Supermarket waste – blue sky thinking

This sketch came from the story about Tesco wanting to do something about how much food is wasted, by us and them.


ANNOUNCER: Tesco chucked away 30,000 tonnes of food in the first half of this year. If you laid all that end-to-end you’d have three rockets the size of Wales going to the moon and back. Their Marketing Department decided they had to do something.

MARKETING EXEC: OK guys. 30,000 tonnes of food in a dustbin: not looking good. We don’t look good looking bad. We need ideas, so I’ve come to my ideas guys. Go.

PR 1: Er – we’re PR? Like, we do the spin thing? We don’t actually change anything?

PR 2: Yeah – like, we change the way people think about the thing we can’t change.

MARKETING EXEC: Yep, yep. Understood. People buy salad: it rots in their fridge. We know that. We need to make them happy about that.

PR 2: What, like make it fashionable? We need a Damien Hurst salad shark.

PR 1: Wow – yeah. We could sponsor a whole art prize, where you could get like – kids – making sculptures with cabbage leaves …

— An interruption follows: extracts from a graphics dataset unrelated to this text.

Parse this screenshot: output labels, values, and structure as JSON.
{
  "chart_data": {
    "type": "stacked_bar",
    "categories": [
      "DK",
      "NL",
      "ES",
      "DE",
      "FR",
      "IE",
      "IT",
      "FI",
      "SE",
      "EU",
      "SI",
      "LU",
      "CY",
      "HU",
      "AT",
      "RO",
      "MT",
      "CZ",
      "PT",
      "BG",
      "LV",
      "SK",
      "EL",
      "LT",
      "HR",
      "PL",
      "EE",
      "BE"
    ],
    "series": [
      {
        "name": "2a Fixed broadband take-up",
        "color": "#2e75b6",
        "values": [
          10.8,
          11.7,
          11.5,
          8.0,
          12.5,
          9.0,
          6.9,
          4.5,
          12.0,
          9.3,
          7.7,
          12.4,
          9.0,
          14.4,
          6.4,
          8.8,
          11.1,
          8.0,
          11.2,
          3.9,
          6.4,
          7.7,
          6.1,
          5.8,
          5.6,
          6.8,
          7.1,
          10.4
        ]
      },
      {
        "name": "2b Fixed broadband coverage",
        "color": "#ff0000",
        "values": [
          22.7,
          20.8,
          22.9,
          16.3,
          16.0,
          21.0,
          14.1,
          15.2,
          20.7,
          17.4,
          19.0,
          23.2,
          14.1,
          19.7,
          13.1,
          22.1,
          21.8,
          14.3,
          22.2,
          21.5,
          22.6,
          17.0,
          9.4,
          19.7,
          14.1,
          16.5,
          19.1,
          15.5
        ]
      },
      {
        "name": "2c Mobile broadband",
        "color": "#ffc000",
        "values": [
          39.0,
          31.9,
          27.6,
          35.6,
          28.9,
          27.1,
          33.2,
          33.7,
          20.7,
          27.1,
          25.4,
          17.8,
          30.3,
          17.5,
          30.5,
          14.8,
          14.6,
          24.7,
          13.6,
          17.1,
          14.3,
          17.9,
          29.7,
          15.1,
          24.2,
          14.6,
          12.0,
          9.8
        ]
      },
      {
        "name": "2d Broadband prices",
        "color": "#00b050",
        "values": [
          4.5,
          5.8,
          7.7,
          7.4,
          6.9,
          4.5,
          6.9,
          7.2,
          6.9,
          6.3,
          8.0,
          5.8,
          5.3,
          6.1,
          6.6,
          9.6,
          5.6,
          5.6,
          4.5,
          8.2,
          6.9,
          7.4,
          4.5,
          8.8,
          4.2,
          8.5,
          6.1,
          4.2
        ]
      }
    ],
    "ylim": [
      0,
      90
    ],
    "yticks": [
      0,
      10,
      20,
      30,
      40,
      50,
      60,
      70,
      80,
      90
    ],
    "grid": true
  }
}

MARKETING EXEC: Guys. Guys. It’s not just salad. We have to chuck almost half our bakery stuff too.

PR 1: Who buys a cake and then doesn’t eat it?

PR 2: Dieters. We could lobby parliament to criminalize the 5:2 mentalists.

PR 1: Or get Jamie or Hugh to do a series entirely on left-overs.

PR 2: Stale leftovers.

PR 1: The benefits of mould. “Penicillin: the new wonder diet.”

MARKETING EXEC: Loving the creativity guys. Loving it. But maybe a bit more of the workable stuff and less of the salmonella lawsuit area?

PR 2: OK. We could weigh Job Centre Plus chavs and employ the obese ones. End of the day: feed them the leftover bakery items.

PR 1: Awesome! They could be in an open pen by the tills. We could dress them in animal onesies and get a TV company interested.

PR 2: Fatties food fight!

MARKETING EXEC: Again – loving the spark, guys. Just … maybe a bit too close to a human zoo? Not au fait with all the legal technicalities, but I’m pretty sure we can’t lock people up and make them eat stale eclairs.

PR 2: OK. Got it. Make everyone Instagram their fruit bowls & fridges.

PR 1: That’s so 2012. No-one in Hoxton’s doing that now. It’s all raffia work and home knitting.

MARKETING EXEC: So basically what you’re saying is we can’t make people like salad, or eat their food before it goes off.

PR 1: No.

PR 2: As I said, we can’t actually change anything, no.

MARKETING EXEC: Great. Let’s just open up a food bank in the car park then. I hear food banks are the new Granita.